There are bigger losses that I fight. Not every car parked on our tiny street is suspicious and some knocks at the door really are children selling Girl Guide cookies. Home repairs requiring a trade to come on the premises now come with internal debates. Is he scoping the place for possible entry?
Lucy, the guard dog who wasn’t, has healed from her trauma in the garden.
We’re getting there.
Until I read Malcolm Johnston’s Toronto Life piece this month: The Break-in Artist: the hunt for the cat burglar who terrorized Toronto.
Gagnon possessed a preternatural ability to climb just about anything: he could scamper up a seven-and-a-half-metre drainpipe with ease or cling squirrel-like to a wall. In April 1996, he attempted to break into the 15th-floor penthouse of a high-rise at Sheppard and Don Mills, occupied by a jeweller. He accessed the rooftop via the stairs, then free-climbed, some 45 metres above the pavement, to the penthouse balcony below. In the process, he startled the owner’s parrot, who squawked loudly. When the owner flicked on his bedroom light, Gagnon, realizing the jig was up, vaulted over the railing and lowered himself down to the balcony below, then hopped one balcony over and climbed two back up to the roof, then descended the stairs to the street.

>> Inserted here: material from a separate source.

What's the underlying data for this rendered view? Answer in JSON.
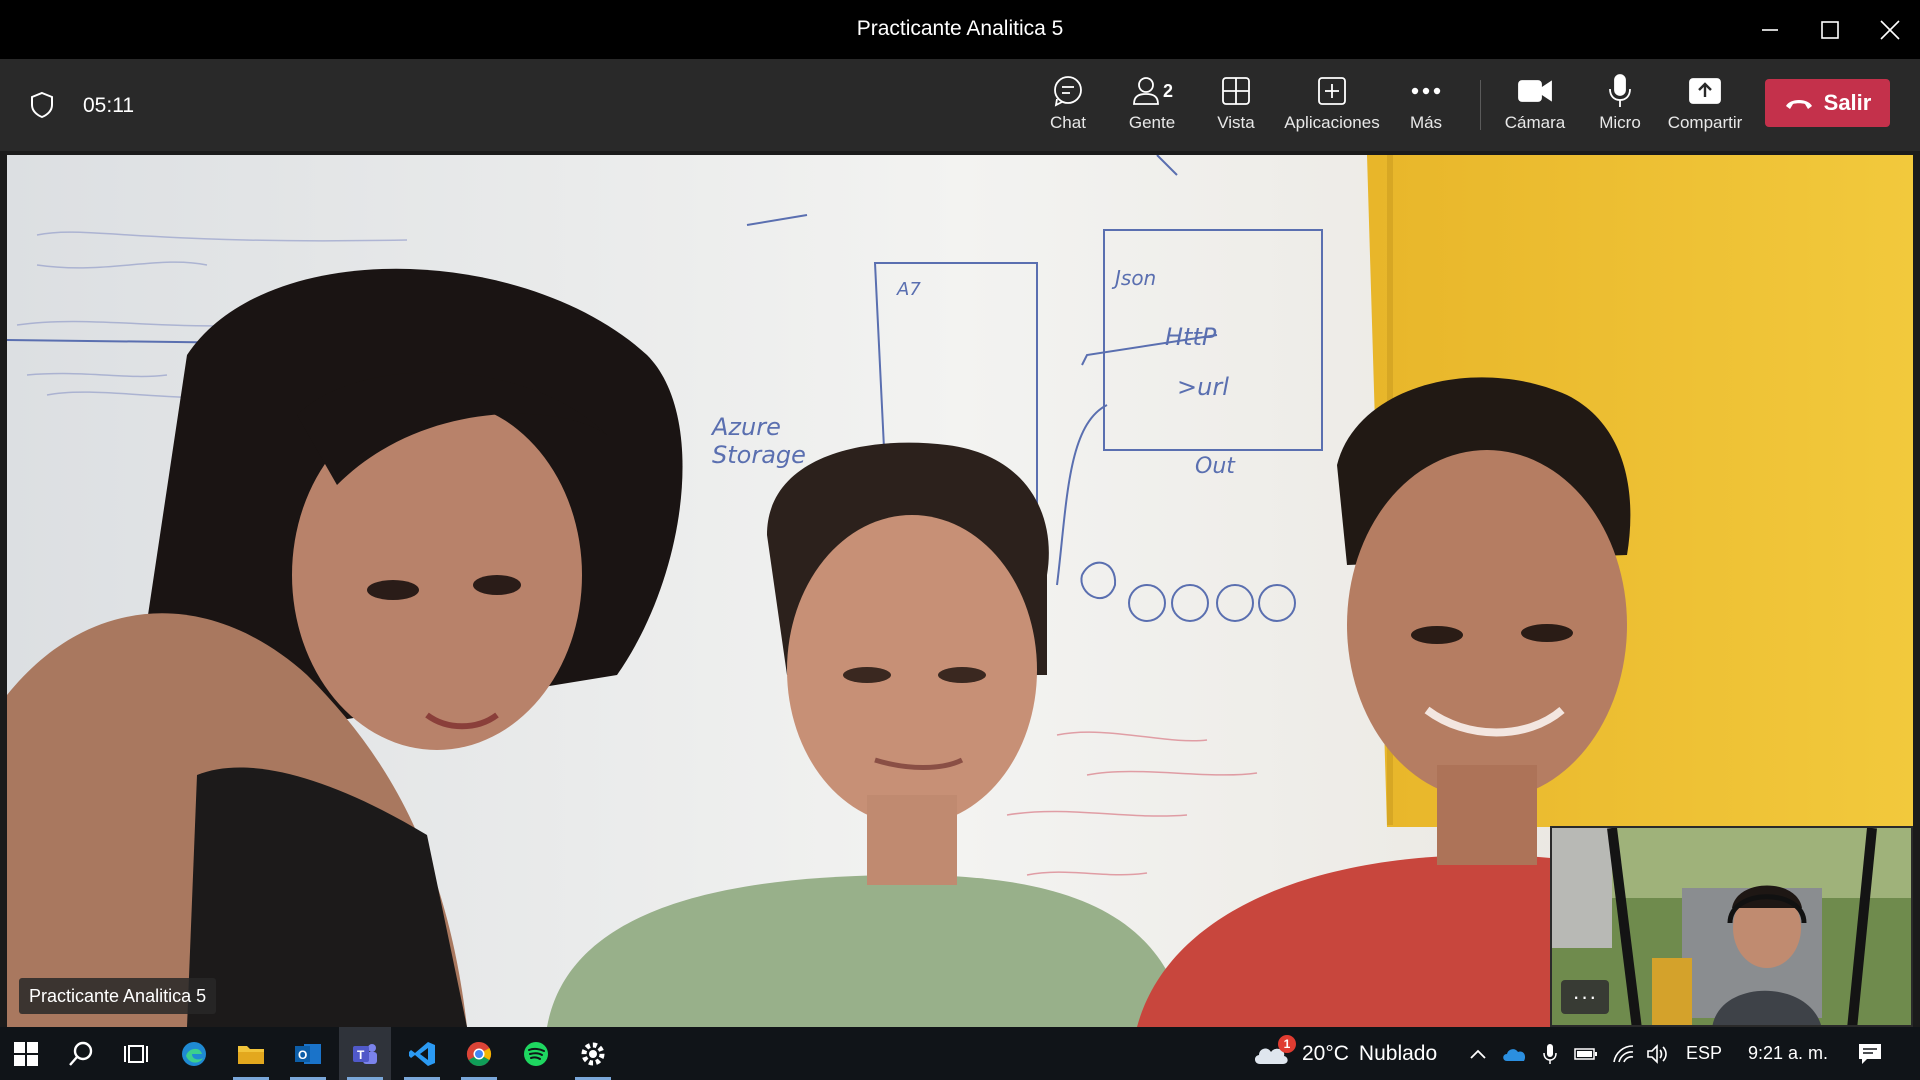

A chilling article, one you likely won’t want to read as we head into Earth Day weekend. You should anyway, as a wake-up call.
Forget investing in all those fancy schmancy security systems. If they want in, they’ll get in.
A better approach is to invest in green. Flowers, shrubs, trees. They’ll be there to soften the blow, when the place is cleaned out.
Don’t go shopping this weekend. You don’t need anything else. Hug a tree, then someone loveable.
Happy Weekend. Happy Earth Day.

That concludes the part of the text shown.